If anything has become the symbol of what San Franciscans perceive as the “tech problem” in our fair city, it’s Google's gleaming commuter buses. Tempers run obnoxiously high in discussions about these shuttles as symbols of gentrification – not only in San Francisco, but now in cities outside California where massive development and rising rents are being blamed on tech companies and their buses.
Recently, protesters in Seattle blocked Microsoft’s commuter vans. Armed with volatile pamphlets and pithy slogans, the activists encircled the shuttles, airing their grievances that Microsoft’s affluent employees are pillaging the housing market, driving up rents, and forcing out the working class in rapidly-gentrifying areas like Capitol Hill and Ballard. Sounds familiar, doesn’t it?
The Seattle activists are continuing the narrative we hear constantly repeated in San Francisco. New money development leads to spikes in rent, which leads to less options for the low and middle class, which theoretically means a city of gleaming condos populated by the ultra-rich. If Google and Microsoft are the bad guys, what better way to stick it in their golden craws then to protest these mobile avatars of everything they represent.
We are wasting our time protesting commuter shuttles, both here and in Seattle, as that city's alt weekly The Stranger pointed out the day the protests took place. Yes, tech companies got away with highway robbery when San Francisco recently “fined” them a measly one to two hundred thousand dollars a year for the use of our public streets. But as SF Weekly rightly pointed out in this week's cover story, standing in front of buses is merely pissing on the tip of the iceberg.
Seattle and San Francisco are battling the same demon – gentrification and the high rent prices it seemingly creates.

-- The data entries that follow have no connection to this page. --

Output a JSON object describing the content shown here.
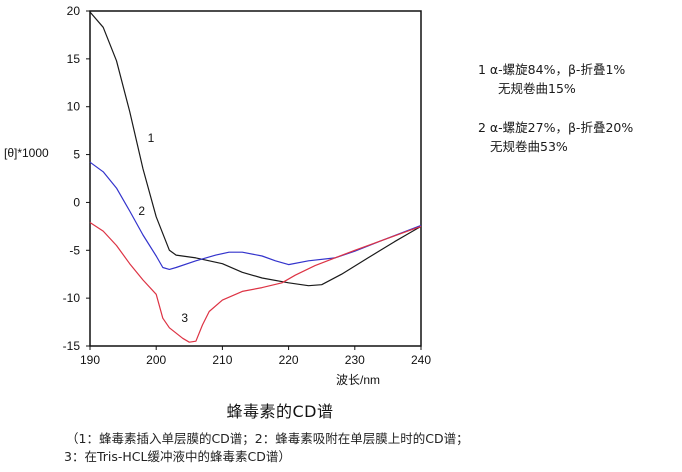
{
  "chart_data": {
    "type": "line",
    "title": "蜂毒素的CD谱",
    "xlabel": "波长/nm",
    "ylabel": "[θ]*1000",
    "xlim": [
      190,
      240
    ],
    "ylim": [
      -15,
      20
    ],
    "x_ticks": [
      190,
      200,
      210,
      220,
      230,
      240
    ],
    "y_ticks": [
      20,
      15,
      10,
      5,
      0,
      -5,
      -10,
      -15
    ],
    "grid": false,
    "series": [
      {
        "name": "1",
        "color": "#1a1a1a",
        "points": [
          [
            190,
            19.9
          ],
          [
            192,
            18.3
          ],
          [
            194,
            14.8
          ],
          [
            196,
            9.5
          ],
          [
            198,
            3.5
          ],
          [
            200,
            -1.5
          ],
          [
            202,
            -5.0
          ],
          [
            203,
            -5.5
          ],
          [
            206,
            -5.8
          ],
          [
            210,
            -6.4
          ],
          [
            213,
            -7.3
          ],
          [
            216,
            -7.9
          ],
          [
            220,
            -8.4
          ],
          [
            223,
            -8.7
          ],
          [
            225,
            -8.6
          ],
          [
            228,
            -7.5
          ],
          [
            232,
            -5.8
          ],
          [
            236,
            -4.1
          ],
          [
            238,
            -3.3
          ],
          [
            240,
            -2.5
          ]
        ]
      },
      {
        "name": "2",
        "color": "#3333cc",
        "points": [
          [
            190,
            4.2
          ],
          [
            192,
            3.2
          ],
          [
            194,
            1.5
          ],
          [
            196,
            -0.9
          ],
          [
            198,
            -3.4
          ],
          [
            200,
            -5.6
          ],
          [
            201,
            -6.8
          ],
          [
            202,
            -7.0
          ],
          [
            203,
            -6.8
          ],
          [
            206,
            -6.1
          ],
          [
            209,
            -5.5
          ],
          [
            211,
            -5.2
          ],
          [
            213,
            -5.2
          ],
          [
            216,
            -5.6
          ],
          [
            218,
            -6.1
          ],
          [
            220,
            -6.5
          ],
          [
            223,
            -6.1
          ],
          [
            227,
            -5.8
          ],
          [
            230,
            -5.1
          ],
          [
            234,
            -4.0
          ],
          [
            240,
            -2.4
          ]
        ]
      },
      {
        "name": "3",
        "color": "#dd3344",
        "points": [
          [
            190,
            -2.1
          ],
          [
            192,
            -3.0
          ],
          [
            194,
            -4.5
          ],
          [
            196,
            -6.4
          ],
          [
            198,
            -8.1
          ],
          [
            200,
            -9.6
          ],
          [
            201,
            -12.1
          ],
          [
            202,
            -13.1
          ],
          [
            204,
            -14.2
          ],
          [
            205,
            -14.6
          ],
          [
            206,
            -14.5
          ],
          [
            207,
            -12.8
          ],
          [
            208,
            -11.4
          ],
          [
            210,
            -10.2
          ],
          [
            213,
            -9.3
          ],
          [
            216,
            -8.9
          ],
          [
            219,
            -8.4
          ],
          [
            221,
            -7.6
          ],
          [
            224,
            -6.6
          ],
          [
            227,
            -5.8
          ],
          [
            230,
            -5.0
          ],
          [
            234,
            -4.0
          ],
          [
            238,
            -3.0
          ],
          [
            240,
            -2.5
          ]
        ]
      }
    ],
    "curve_labels": [
      {
        "text": "1",
        "x": 198.7,
        "y": 6.3
      },
      {
        "text": "2",
        "x": 197.3,
        "y": -1.3
      },
      {
        "text": "3",
        "x": 203.8,
        "y": -12.5
      }
    ],
    "legend_position": "right",
    "annotations": [
      "1 α-螺旋84%，β-折叠1% 无规卷曲15%",
      "2 α-螺旋27%，β-折叠20% 无规卷曲53%"
    ]
  },
  "axes": {
    "ylabel": "[θ]*1000",
    "xlabel": "波长/nm"
  },
  "legend": {
    "entry1": {
      "line1": "1 α-螺旋84%，β-折叠1%",
      "line2": "无规卷曲15%"
    },
    "entry2": {
      "line1": "2 α-螺旋27%，β-折叠20%",
      "line2": "无规卷曲53%"
    }
  },
  "title": "蜂毒素的CD谱",
  "caption": {
    "line1": "（1：蜂毒素插入单层膜的CD谱；2：蜂毒素吸附在单层膜上时的CD谱；",
    "line2": "3：在Tris-HCL缓冲液中的蜂毒素CD谱）"
  }
}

Though both cities have had long histories with tech – Microsoft and Amazon in Seattle and Twitter, Facebook, and Google in San Francisco – the private shuttles aren't a useful target for this anger toward rapid development. The focus, both here and in cities tackling similar issues, needs to be on how local governments are insuring residents of all income levels are able to live there.
As The Seattle Weekly artfully stated, Seattle residents are protesting because they're scared they’ll find themselves knee deep in the same quagmire San Francisco is already in, with big tech running the show instead of city hall. They want to avoid living in a city that's so scared of losing tech industry cash that its leaders are willing to do anything to keep the companies there. Activists in both cities should stop squandering our resources standing around buses and start thinking about real solutions to a very real problems of affordable housing in San Francisco and Seattle.